This report analyzes the U.S. National Oceanic and Atmospheric Administration’s (NOAA) storm database, which tracks major weather events across the United States from 1950 to November 2011. The goal is to identify which types of severe weather events are most harmful to population health and which have the greatest economic consequences. The analysis shows that tornadoes are by far the most harmful event type with respect to fatalities and injuries combined. Excessive heat is the leading cause of fatalities alone, while tornadoes cause the most injuries. For economic damage, floods cause the greatest property damage overall, while droughts cause the most crop damage. These findings can help government agencies prioritize resources and preparedness efforts for the most impactful weather event types.

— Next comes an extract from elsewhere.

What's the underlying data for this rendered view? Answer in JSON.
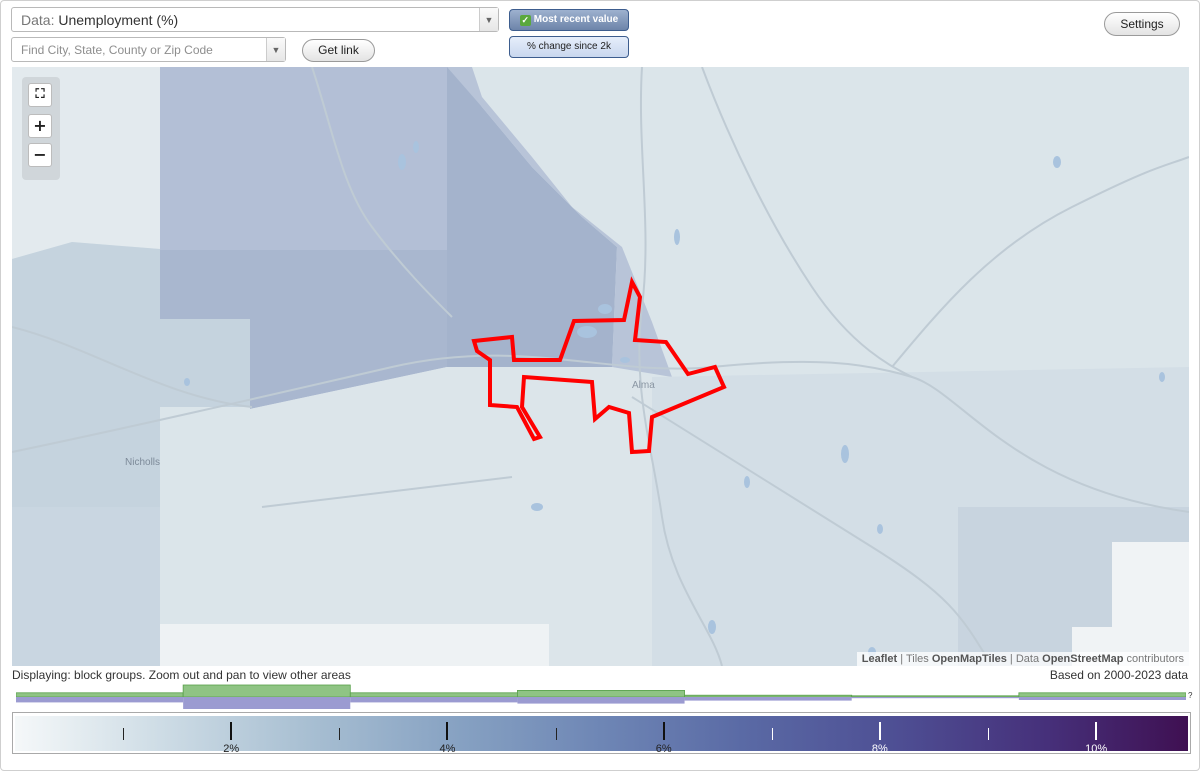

The data comes as a comma-separated-value file compressed via the
bzip2 algorithm. We load it directly using read.csv(),
which handles .bz2 files natively in R.
# Load the data directly from bz2 file
storm <- read.csv("repdata_data_StormData.csv.bz2", stringsAsFactors = FALSE)
# Basic exploration
dim(storm)
## [1] 902297 37
names(storm)
## [1] "STATE__" "BGN_DATE" "BGN_TIME" "TIME_ZONE" "COUNTY"
## [6] "COUNTYNAME" "STATE" "EVTYPE" "BGN_RANGE" "BGN_AZI"
## [11] "BGN_LOCATI" "END_DATE" "END_TIME" "COUNTY_END" "COUNTYENDN"
## [16] "END_RANGE" "END_AZI" "END_LOCATI" "LENGTH" "WIDTH"
## [21] "F" "MAG" "FATALITIES" "INJURIES" "PROPDMG"
## [26] "PROPDMGEXP" "CROPDMG" "CROPDMGEXP" "WFO" "STATEOFFIC"
## [31] "ZONENAMES" "LATITUDE" "LONGITUDE" "LATITUDE_E" "LONGITUDE_"
## [36] "REMARKS" "REFNUM"
For this analysis, we only need the event type, fatalities, injuries, property damage, crop damage, and their exponent multiplier columns.
library(dplyr)
storm_sub <- storm %>%
select(EVTYPE, FATALITIES, INJURIES, PROPDMG, PROPDMGEXP, CROPDMG, CROPDMGEXP)
The PROPDMGEXP and CROPDMGEXP columns
contain letters (K = thousands, M = millions, B = billions) that serve
as multipliers. We convert them to numeric values.
# Function to convert exponent characters to numeric multipliers
convert_exp <- function(exp) {
exp <- toupper(trimws(exp))
dplyr::case_when(
exp == "K" ~ 1e3,
exp == "M" ~ 1e6,
exp == "B" ~ 1e9,
exp == "H" ~ 1e2,
exp %in% as.character(0:9) ~ 10 ^ as.numeric(exp),
TRUE ~ 1
)
}
storm_sub <- storm_sub %>%
mutate(
prop_mult = convert_exp(PROPDMGEXP),
crop_mult = convert_exp(CROPDMGEXP),
prop_damage = PROPDMG * prop_mult,
crop_damage = CROPDMG * crop_mult,
total_damage = prop_damage + crop_damage,
total_casualties = FATALITIES + INJURIES
)
## Warning: There were 2 warnings in `mutate()`.
## The first warning was:
## ℹ In argument: `prop_mult = convert_exp(PROPDMGEXP)`.
## Caused by warning:
## ! NAs introduced by coercion
## ℹ Run `dplyr::last_dplyr_warnings()` to see the 1 remaining warning.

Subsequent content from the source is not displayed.